The lightning accumulated and discharged a power that was confirmed by Asinem - Association of Installation Companies of the Balearic Islands - to be 281,000 amperes. Or what is the same, which means starting up 21,600 washing machines at the same time, 12,256,000 five-watt LED bulbs or lighting up a dozen football pitches.
"I felt as if it was daylight from the kitchen", recalls one of the neighbours, who on Tuesday went up to the roof for the first time, where some workers were already working to repair, mainly, the gas installation. A service that was immediately cut off by the Palma fire brigade when they took action minutes after the incident, having been warned of a suspicious smell of gas and as a precautionary measure, at the same time as the street was left in darkness and the traffic lights were out of service.
"Two minutes before, I went out to throw out the rubbish and when I came back, we were startled by the roar of thunder, we had never felt anything like this before...", says another of the neighbours of the property, who shortly afterwards became interested in the state of the work and how the upper terrace, the highest in an extensive radius and with privileged 360-degree views over Mallorca, had been left.

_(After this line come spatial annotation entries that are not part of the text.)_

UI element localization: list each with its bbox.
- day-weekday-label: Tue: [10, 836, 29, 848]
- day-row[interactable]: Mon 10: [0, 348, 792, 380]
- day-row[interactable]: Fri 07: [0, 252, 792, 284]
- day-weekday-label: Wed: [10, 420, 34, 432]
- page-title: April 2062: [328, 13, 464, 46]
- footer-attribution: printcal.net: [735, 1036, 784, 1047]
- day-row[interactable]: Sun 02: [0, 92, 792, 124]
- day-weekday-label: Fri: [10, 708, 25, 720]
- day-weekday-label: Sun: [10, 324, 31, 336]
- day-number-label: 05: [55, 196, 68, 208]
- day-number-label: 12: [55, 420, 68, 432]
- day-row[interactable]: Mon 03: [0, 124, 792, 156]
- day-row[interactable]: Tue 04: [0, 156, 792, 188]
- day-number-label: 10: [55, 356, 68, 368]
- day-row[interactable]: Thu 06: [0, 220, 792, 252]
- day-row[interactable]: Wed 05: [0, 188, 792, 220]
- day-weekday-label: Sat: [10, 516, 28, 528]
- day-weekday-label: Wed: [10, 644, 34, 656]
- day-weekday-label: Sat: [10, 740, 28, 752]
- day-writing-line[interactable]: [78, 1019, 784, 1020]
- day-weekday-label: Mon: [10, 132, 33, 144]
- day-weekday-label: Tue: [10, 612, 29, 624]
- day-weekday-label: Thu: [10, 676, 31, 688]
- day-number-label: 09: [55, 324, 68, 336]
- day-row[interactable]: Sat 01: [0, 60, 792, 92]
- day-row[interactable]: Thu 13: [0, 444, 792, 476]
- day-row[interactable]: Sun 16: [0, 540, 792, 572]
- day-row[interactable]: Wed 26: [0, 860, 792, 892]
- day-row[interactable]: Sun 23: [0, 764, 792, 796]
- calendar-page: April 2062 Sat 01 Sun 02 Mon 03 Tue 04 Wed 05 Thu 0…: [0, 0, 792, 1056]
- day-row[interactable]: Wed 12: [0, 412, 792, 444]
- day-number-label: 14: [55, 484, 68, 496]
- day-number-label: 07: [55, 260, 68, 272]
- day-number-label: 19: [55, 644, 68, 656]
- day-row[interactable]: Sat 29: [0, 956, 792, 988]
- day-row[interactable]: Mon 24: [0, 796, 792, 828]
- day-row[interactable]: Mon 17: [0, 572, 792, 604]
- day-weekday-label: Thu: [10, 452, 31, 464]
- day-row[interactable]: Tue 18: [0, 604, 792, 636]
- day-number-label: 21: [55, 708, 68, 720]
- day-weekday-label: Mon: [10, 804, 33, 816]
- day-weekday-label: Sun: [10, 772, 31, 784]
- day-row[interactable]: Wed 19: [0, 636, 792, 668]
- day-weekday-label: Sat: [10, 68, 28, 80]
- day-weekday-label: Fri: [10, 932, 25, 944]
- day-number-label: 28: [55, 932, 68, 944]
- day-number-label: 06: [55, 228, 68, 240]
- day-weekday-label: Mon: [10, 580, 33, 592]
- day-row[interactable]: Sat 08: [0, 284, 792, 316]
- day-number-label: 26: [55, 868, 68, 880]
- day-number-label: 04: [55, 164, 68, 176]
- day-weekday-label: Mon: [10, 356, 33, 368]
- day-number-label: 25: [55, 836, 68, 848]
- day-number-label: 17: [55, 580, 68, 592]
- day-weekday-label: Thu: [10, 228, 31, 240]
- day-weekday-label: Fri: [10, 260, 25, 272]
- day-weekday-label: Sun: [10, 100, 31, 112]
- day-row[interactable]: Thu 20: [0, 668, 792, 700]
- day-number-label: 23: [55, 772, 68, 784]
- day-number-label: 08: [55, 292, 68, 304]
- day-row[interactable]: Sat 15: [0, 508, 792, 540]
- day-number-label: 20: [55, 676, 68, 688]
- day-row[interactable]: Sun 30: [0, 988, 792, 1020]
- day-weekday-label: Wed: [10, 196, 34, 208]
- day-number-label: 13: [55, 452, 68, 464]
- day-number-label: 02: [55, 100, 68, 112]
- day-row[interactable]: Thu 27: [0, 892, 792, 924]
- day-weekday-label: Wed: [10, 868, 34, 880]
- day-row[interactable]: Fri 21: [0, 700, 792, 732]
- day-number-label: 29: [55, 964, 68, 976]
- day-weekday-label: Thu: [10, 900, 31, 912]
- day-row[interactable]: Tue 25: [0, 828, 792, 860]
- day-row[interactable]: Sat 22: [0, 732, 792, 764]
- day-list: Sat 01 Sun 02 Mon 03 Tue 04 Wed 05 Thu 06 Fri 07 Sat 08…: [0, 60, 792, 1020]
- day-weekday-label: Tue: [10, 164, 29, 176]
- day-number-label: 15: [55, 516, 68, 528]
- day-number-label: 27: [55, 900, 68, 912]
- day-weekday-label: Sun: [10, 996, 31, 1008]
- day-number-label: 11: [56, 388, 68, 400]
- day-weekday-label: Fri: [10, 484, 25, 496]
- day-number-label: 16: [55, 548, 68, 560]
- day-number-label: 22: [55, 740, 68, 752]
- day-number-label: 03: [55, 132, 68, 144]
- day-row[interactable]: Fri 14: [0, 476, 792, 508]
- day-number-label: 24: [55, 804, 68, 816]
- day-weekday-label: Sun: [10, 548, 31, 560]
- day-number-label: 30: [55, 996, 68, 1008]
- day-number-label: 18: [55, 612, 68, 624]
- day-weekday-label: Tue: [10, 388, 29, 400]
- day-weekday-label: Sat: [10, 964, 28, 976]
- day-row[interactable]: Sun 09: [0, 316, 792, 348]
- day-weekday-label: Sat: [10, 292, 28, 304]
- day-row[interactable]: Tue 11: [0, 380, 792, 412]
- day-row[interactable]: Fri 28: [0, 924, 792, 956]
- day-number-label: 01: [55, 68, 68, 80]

The forceful impact left, at least until this Tuesday, the neighbours without lifts or intercoms, some of them even without Internet or connection to the grid "although we were never left without electricity, the differentials went off and little else", as confirmed by the electricity companies, and despite the fact that darkness took over this area of Palma and its surroundings - Pere Garau, García i Orell - as well as leaving about fifty traffic lights inoperative, which have been progressively recovering, with all of them expected to be fully operational on Thursday, despite being monitored by the Local Police.
They say, with the memory still fresh in their minds, that "the estate shook, we had never experienced anything like that in our lives, it was like a bomb", while they debate the quality of the materials and the construction of the building, which they praise for its capacity to respond to such events and at a time that startled those who were at home at the time, on a typical Sunday afternoon and evening.
After the lightning strike, a strong smell of gas alerted the neighbours, although the immediate and "effective" action of the Palma fire brigade helped to "calm" the spirits. "There was no panic, far from it". The residents of the thirteen-storey building "went out to the landings to comment on what had happened and little else", according to those who were there.
In the exact place of the events, the remains of the television antenna that received the lightning strike are scattered around the rooftop, although the pole that supported it is still standing, burnt, as is part of the wiring, as well as the aftermath of the gas installation, which was beginning to be repaired, and the small debris scattered around the terrace, after a possible explosion as a result of the power of the atmospheric phenomenon that everyone is still talking about several days later.
The rooftop at number 50 Calle Aragón was the scene of an event that kept the neighbours and many Palma residents on tenterhooks for a few minutes last Sunday evening. The impact of lightning on the antenna and the subsequent thunder caused a light and sound effect rarely remembered in the city.